I feel like there is a failure mode in this line of thinking, that being ‘confusingly pervasive consequentialism’. AI x-risk is concerned with a self-evidently dangerous object, that being superoptimizing agents. But whenever a system is proposed that is possibly intelligent without being superoptimizing, an argument is made, “well, this thing would do its job better if it was a superoptimizer, so the incentives (either internal or external to the system itself) will drive the appearance of a superoptimizer.” Well, yes, if you define the incredibly dangerous thing as the only way to solve any problem, and claim that incentives will force that dangerous thing into existence even if we try to prevent it, then the conclusion flows directly from the premise. You have to permit the existence of something that is not a superoptimizer in order to solve the problem. Otherwise you are essentially defining a problem that, by definition, cannot be solved, and then waving your hands saying “There is no solution!”
I believe I understand your point, but there are two things that I need to clarify, that kind of bypasses some of these criticism:
a) I am not assuming any safety technique applied to language models. In a sense, this is the worst-case scenario, one thing that may happen if the language model is run “as-it-is”. In particular, the scenario I described would be mitigated if we could possibly stop the existence of stable sub-agents appearing in language models, although how to do this I do not know.

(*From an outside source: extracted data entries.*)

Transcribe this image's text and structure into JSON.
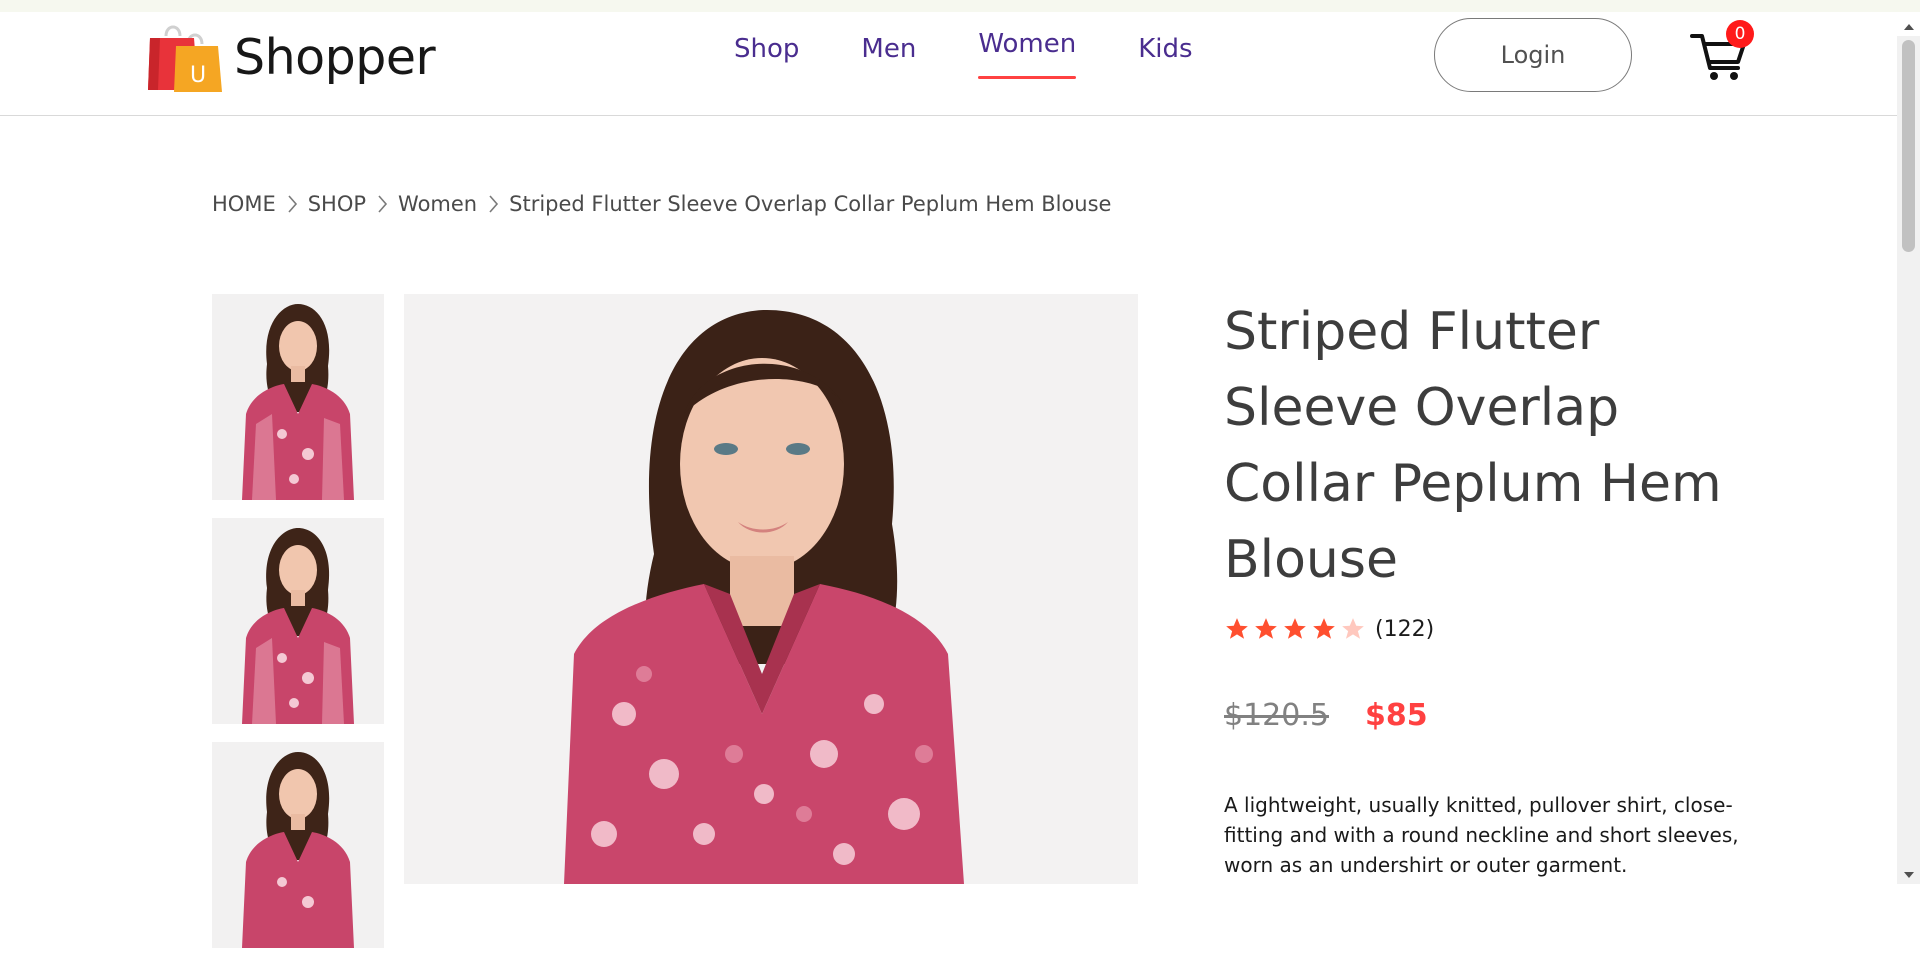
{
  "brand": {
    "name": "Shopper",
    "logo_letter": "U"
  },
  "nav": {
    "items": [
      {
        "label": "Shop",
        "active": false
      },
      {
        "label": "Men",
        "active": false
      },
      {
        "label": "Women",
        "active": true
      },
      {
        "label": "Kids",
        "active": false
      }
    ],
    "login_label": "Login",
    "cart_count": "0"
  },
  "breadcrumb": [
    "HOME",
    "SHOP",
    "Women",
    "Striped Flutter Sleeve Overlap Collar Peplum Hem Blouse"
  ],
  "product": {
    "title": "Striped Flutter Sleeve Overlap Collar Peplum Hem Blouse",
    "rating": 4,
    "rating_max": 5,
    "review_count": "(122)",
    "old_price": "$120.5",
    "new_price": "$85",
    "description": "A lightweight, usually knitted, pullover shirt, close-fitting and with a round neckline and short sleeves, worn as an undershirt or outer garment."
  },
  "colors": {
    "accent": "#ff4141",
    "nav_text": "#4a2d8f",
    "star_filled": "#ff4f2f",
    "star_empty": "#ffc8be"
  },
  "icons": [
    "cart-icon",
    "chevron-right-icon",
    "star-icon"
  ]
}
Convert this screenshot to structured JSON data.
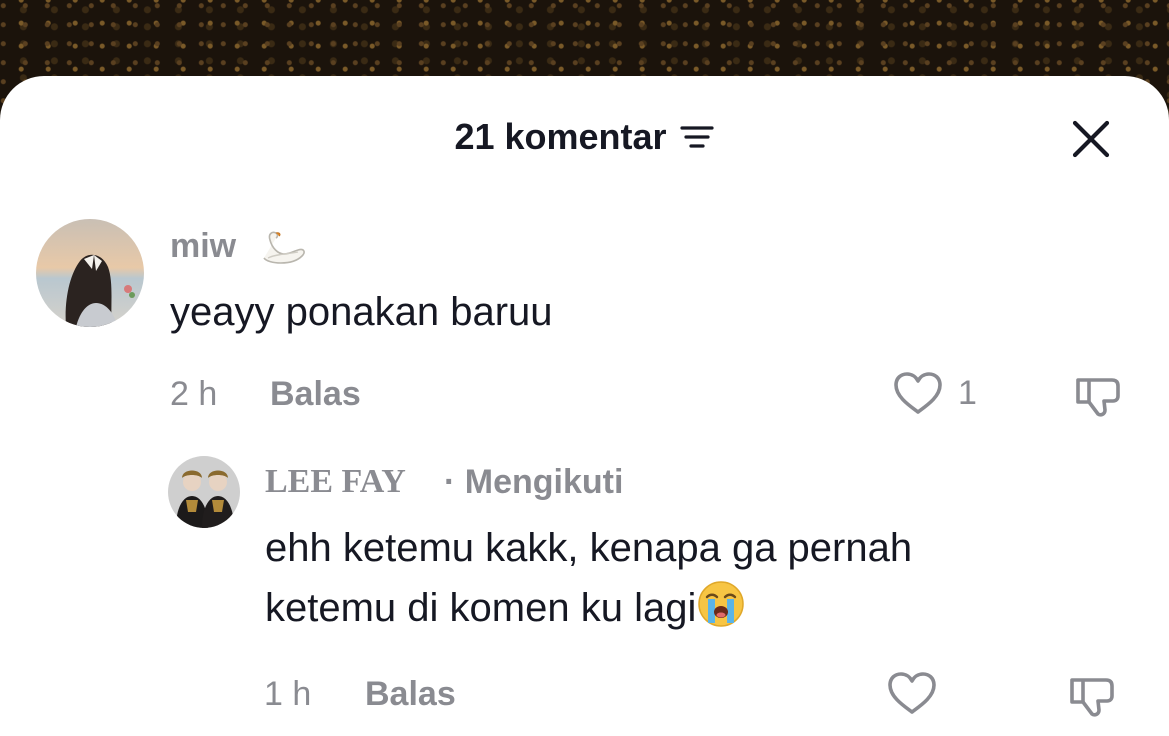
{
  "header": {
    "title": "21 komentar",
    "filter_icon": "filter-icon",
    "close_icon": "close-icon"
  },
  "comments": [
    {
      "username": "miw",
      "username_emoji": "swan",
      "text": "yeayy ponakan baruu",
      "time": "2 h",
      "reply_label": "Balas",
      "like_count": "1"
    },
    {
      "username": "LEE FAY",
      "separator": "·",
      "following_label": "Mengikuti",
      "text": "ehh ketemu kakk, kenapa ga pernah ketemu di komen ku lagi",
      "text_emoji": "loudly-crying-face",
      "time": "1 h",
      "reply_label": "Balas",
      "like_count": ""
    }
  ],
  "colors": {
    "text_primary": "#161823",
    "text_secondary": "#8a8b91",
    "sheet_bg": "#ffffff"
  }
}
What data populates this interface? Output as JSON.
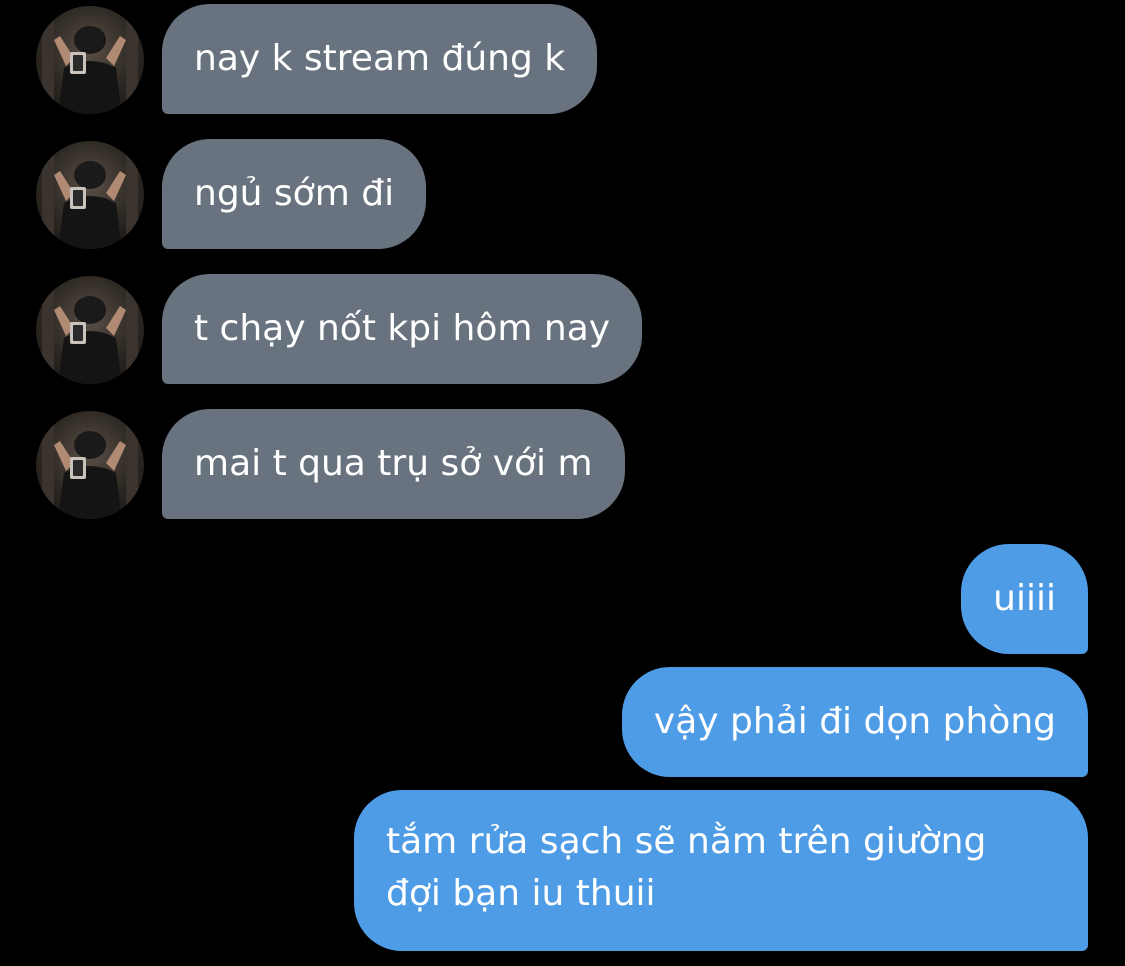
{
  "colors": {
    "background": "#000000",
    "incoming_bubble": "#68737f",
    "outgoing_bubble": "#4e9be6",
    "text": "#ffffff"
  },
  "messages": {
    "incoming": [
      {
        "text": "nay k stream đúng k"
      },
      {
        "text": "ngủ sớm đi"
      },
      {
        "text": "t chạy nốt kpi hôm nay"
      },
      {
        "text": "mai t qua trụ sở với m"
      }
    ],
    "outgoing": [
      {
        "text": "uiiii"
      },
      {
        "text": "vậy phải đi dọn phòng"
      },
      {
        "lines": [
          "tắm rửa sạch sẽ nằm trên giường",
          "đợi bạn iu thuii"
        ]
      }
    ]
  },
  "icons": {
    "avatar": "user-avatar-photo"
  }
}
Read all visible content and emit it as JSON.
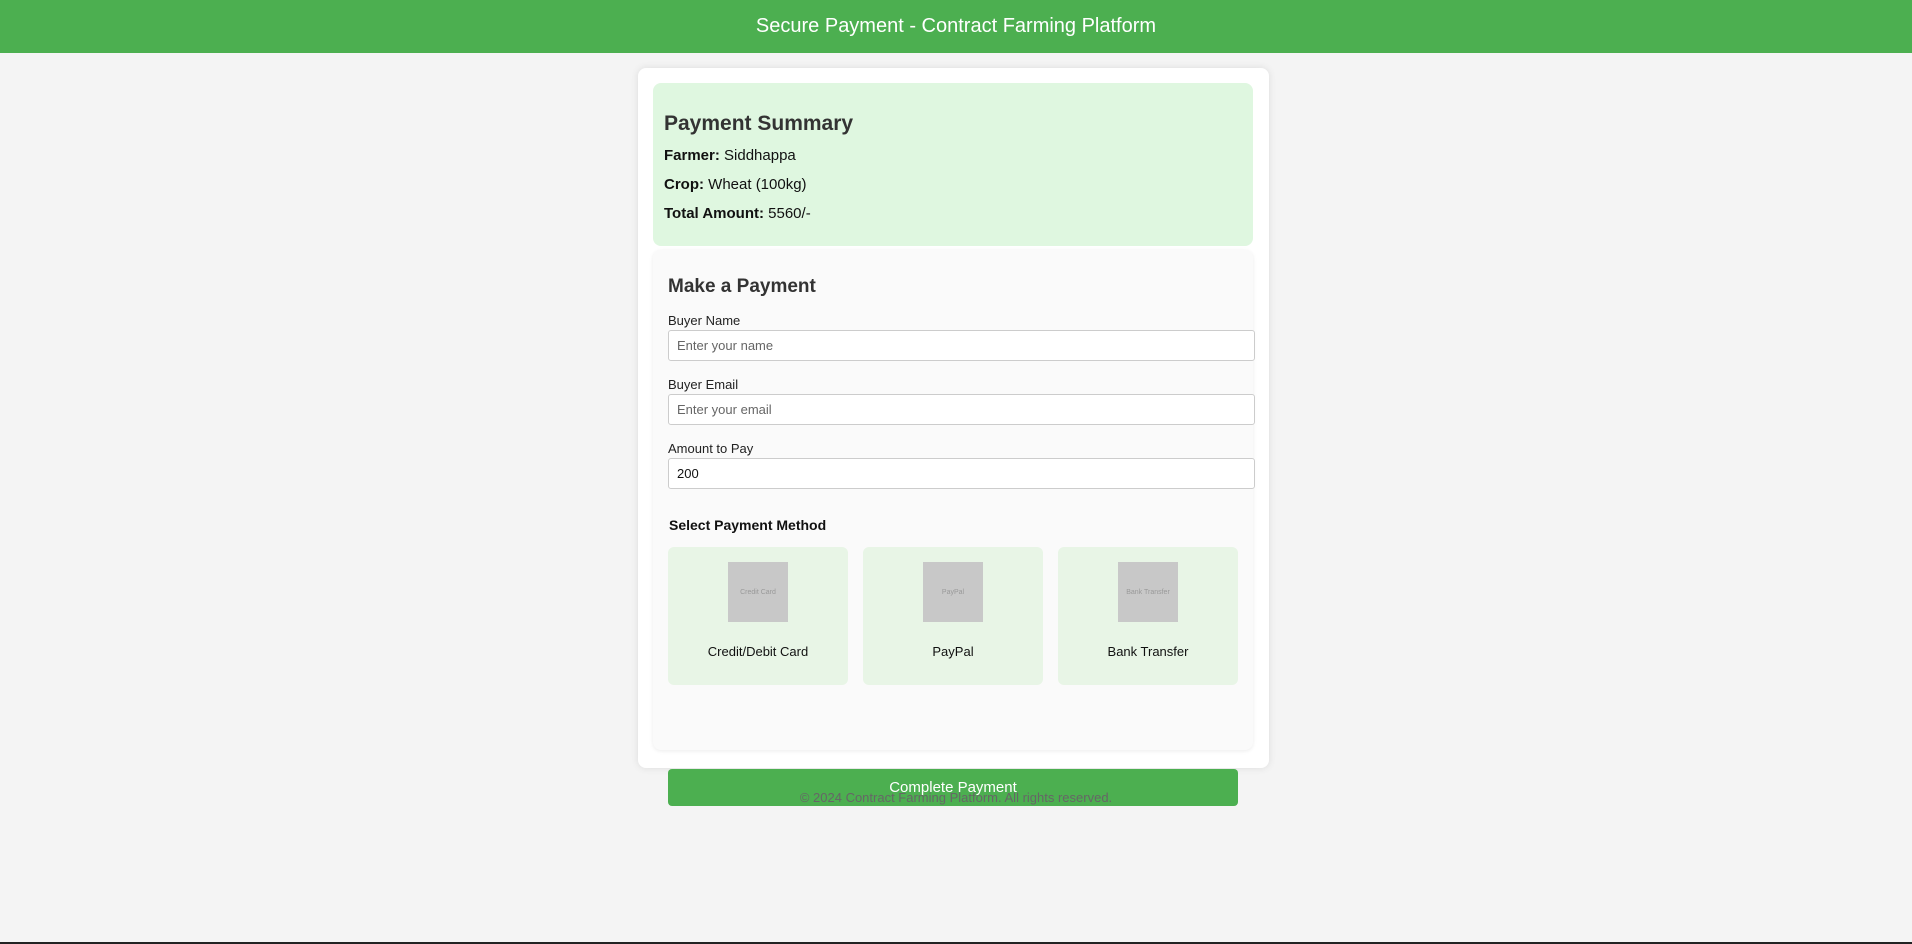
{
  "header": {
    "title": "Secure Payment - Contract Farming Platform"
  },
  "summary": {
    "heading": "Payment Summary",
    "farmer_label": "Farmer:",
    "farmer_value": "Siddhappa",
    "crop_label": "Crop:",
    "crop_value": "Wheat (100kg)",
    "total_label": "Total Amount:",
    "total_value": "5560/-"
  },
  "form": {
    "heading": "Make a Payment",
    "buyer_name_label": "Buyer Name",
    "buyer_name_placeholder": "Enter your name",
    "buyer_name_value": "",
    "buyer_email_label": "Buyer Email",
    "buyer_email_placeholder": "Enter your email",
    "buyer_email_value": "",
    "amount_label": "Amount to Pay",
    "amount_value": "200"
  },
  "methods": {
    "title": "Select Payment Method",
    "items": [
      {
        "thumb_text": "Credit Card",
        "label": "Credit/Debit Card",
        "icon": "credit-card-icon"
      },
      {
        "thumb_text": "PayPal",
        "label": "PayPal",
        "icon": "paypal-icon"
      },
      {
        "thumb_text": "Bank Transfer",
        "label": "Bank Transfer",
        "icon": "bank-transfer-icon"
      }
    ]
  },
  "actions": {
    "complete_label": "Complete Payment"
  },
  "footer": {
    "text": "© 2024 Contract Farming Platform. All rights reserved."
  },
  "colors": {
    "brand": "#4caf50",
    "summary_bg": "#dff7e0",
    "method_bg": "#e8f5e6"
  }
}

b) The incentives for the language models to be a superoptimizer don’t necessarily need to be that strong, if we consider that we could have many instantiations of GPT-N being used, and only one of them needs to be that kind of stable malicious agent I tried (and probably failed) to describe. One of these stable agents would only need to appear once, in some setting where it can both stabilize itself (maybe through carefully placed prompts), and gain some power to cause harm in the world. If we consider something like the language model being used like GPT-3, in multiple different scenarios, this becomes a weaker assumption.
That being said, I agree with your general line of criticism, of not imagining intelligent but not superoptimizing agents being possible, although whether superoptimizer are attractors for generally intelligent agents, and under which conditions, is an open (and crucially important) question.
I posted a somewhat similar response to MSRayne, with the exception that what you accidentally summon is not an agent with a utility function, but something that tries to appear like one and nevertheless tricks you into making some big mistake.
Here, what you get is a genuine agent which works across prompts by having some internal value function which outputs a different value after each prompt, and acts accordingly, if I understand correctly. It doesn’t seem incredibly unlikely, as there is nothing in the process of evolution that necessarily has to make humans themselves be optimizers, but it happened anyways because that is what best performed in the overall goal of reproduction. This AI will still probably have to somehow convince the people communicating with it to give it “true” agency independent of the user’s inputs. Seems like an instrumental value in this case.